This week I learnt that summer is over. I learnt this when about four thousand gallons of water spewed out of the sky and onto my head. I believe this was a personal attack by the rain gods as, looking at the satellite projections across three days, I could see that there was a band of rain swivelling on an axis which seemed to be just off junction 23 of the M6. Which is where I live now.
Summer started in similarly damp conditions, the weather forecasters reassuring us that this was just because the gulf stream had gone off kilter and it would be back to normal by the end of August.
My summer started with me deciding not to give a toss about the Euros, because I’ve gotten a bit old for it really. It turned out to be the biggest sporting disappointment of the summer. I can’t remember where it was, how far we got in the competition or if I cared when we went out. I expect I saw it as something of an inevitability.
I then became briefly and uncontrollably bored, which, looking back, I’m not sure how I managed. I crocheted a mouse for my cat, which was probably as convincing to him as it would be if I crocheted you a bacon sandwich. I also discovered a pattern for that adorable orange thing off the EDF adverts, which I will eventually get around to making. My projects for the Autumn include building a nativity scene in time for Christmas, finishing my flat and crocheting some Canimals. If you don’t know what Canimals are, my word. You definitely need to find out. A random person retweeted my outburst on Canimals the other day. They are incredible.
Feeding off my boredom, I then came up with some excellent ideas. Remarkably, I have not yet had a phonecall from Theo Paphitis, but I expect it is only a matter of time.
In July, I found myself, as I do, in Paddington station waiting for a train. I do this a lot, because trains from Paddington station are so expensive before half six at night that I will happily wait for four hours just to get a cheaper ticket. I was scribbling away in my Filofax about me being about to head off to the Olympics but not being able to publish anything on social media when I met a writer who I follow on Twitter and is helpful. This taught me that loitering in train stations is an excellent networking opportunity.

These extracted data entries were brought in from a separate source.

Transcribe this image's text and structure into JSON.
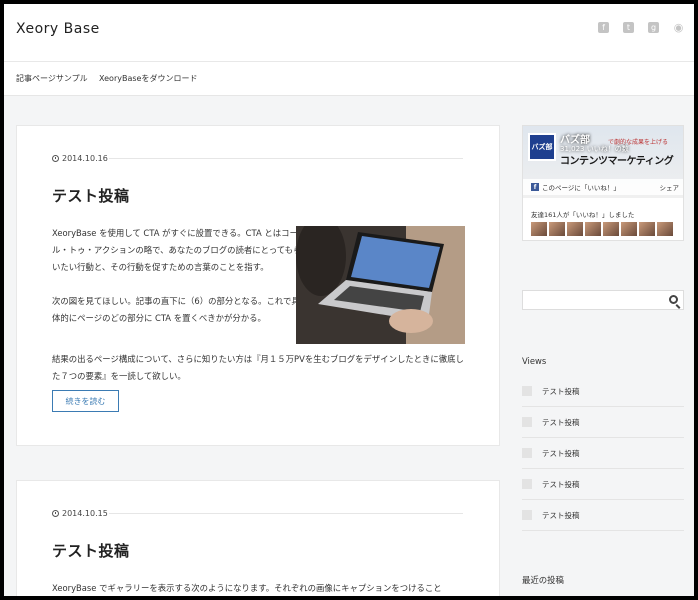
{
  "header": {
    "site_title": "Xeory Base",
    "social_icons": [
      "facebook-icon",
      "twitter-icon",
      "google-plus-icon",
      "rss-icon"
    ]
  },
  "nav": {
    "items": [
      {
        "label": "記事ページサンプル"
      },
      {
        "label": "XeoryBaseをダウンロード"
      }
    ]
  },
  "posts": [
    {
      "date": "2014.10.16",
      "title": "テスト投稿",
      "paragraphs": [
        "XeoryBase を使用して CTA がすぐに設置できる。CTA とはコール・トゥ・アクションの略で、あなたのブログの読者にとってもらいたい行動と、その行動を促すための言葉のことを指す。",
        "次の図を見てほしい。記事の直下に（6）の部分となる。これで具体的にページのどの部分に CTA を置くべきかが分かる。"
      ],
      "paragraph_full": "結果の出るページ構成について、さらに知りたい方は『月１５万PVを生むブログをデザインしたときに徹底した７つの要素』を一読して欲しい。",
      "read_more": "続きを読む"
    },
    {
      "date": "2014.10.15",
      "title": "テスト投稿",
      "paragraph_full": "XeoryBase でギャラリーを表示する次のようになります。それぞれの画像にキャプションをつけること"
    }
  ],
  "sidebar": {
    "fb": {
      "logo_text": "バズ部",
      "name": "バズ部",
      "likes": "31,023 いいね！の数",
      "tagline": "コンテンツマーケティング",
      "sub": "で劇的な成果を上げる",
      "like_bar": "このページに「いいね！」",
      "share": "シェア",
      "friends": "友達161人が「いいね！」しました"
    },
    "views_title": "Views",
    "views_items": [
      "テスト投稿",
      "テスト投稿",
      "テスト投稿",
      "テスト投稿",
      "テスト投稿"
    ],
    "recent_title": "最近の投稿"
  }
}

I then spent many nights in a tent in Walthamstow, because of some communtiy sports event called the Olympic Games. I had a brilliant time, and eventually I will publish my scrapbook, when I find it. Whilst I was there, however, I had absolutely no idea what was going on at the actual Olympics, because I had no internet, and so, as this is 2012, I may as well have been sealed in a lead-lined container. I whinged a bit.
In mid-August, in a fit of fury, I left Blogger after it deleted a very long and emotional blog about a lifethreatening injury sustained by my dad in May. I’m still not sure about WordPress but the scheduling has been a tremendous help.
I hoped to spend my first blog post on WordPress casually explaining myself, but instead was knocked out of my stride by the appearance of Prince Harry’s bum on the internet. No, I’ve not seen it, and no, I don’t want to.
In September, I talked about my new job as ambassador, and how I feared that I may not be able to deal with the sheer number of Ferrero Rocher parties I will be expected to host. Of course, this will not be a problem. There is no end to the number of Ferrero Rocher parties I could host- the limiting factor would be the number of parties people are willing to go to whose central theme is a stonking great pile of Ferrero Rocher.
I also spent time at the BBC’s Focus magazine, and wrote lots of articles for them. I even managed to work in my second favourite animals, crows. Unfortunately, the conspicuous lack of any evidence for unicorns makes scientific research on the subject hard to come by, so no, didn’t write anything about my favourite animals. I did, however, blog about the joys of commuting and finished off the summer by interviewing myself about what work experience was like.
Summer is over. I might have time for things now. Ha!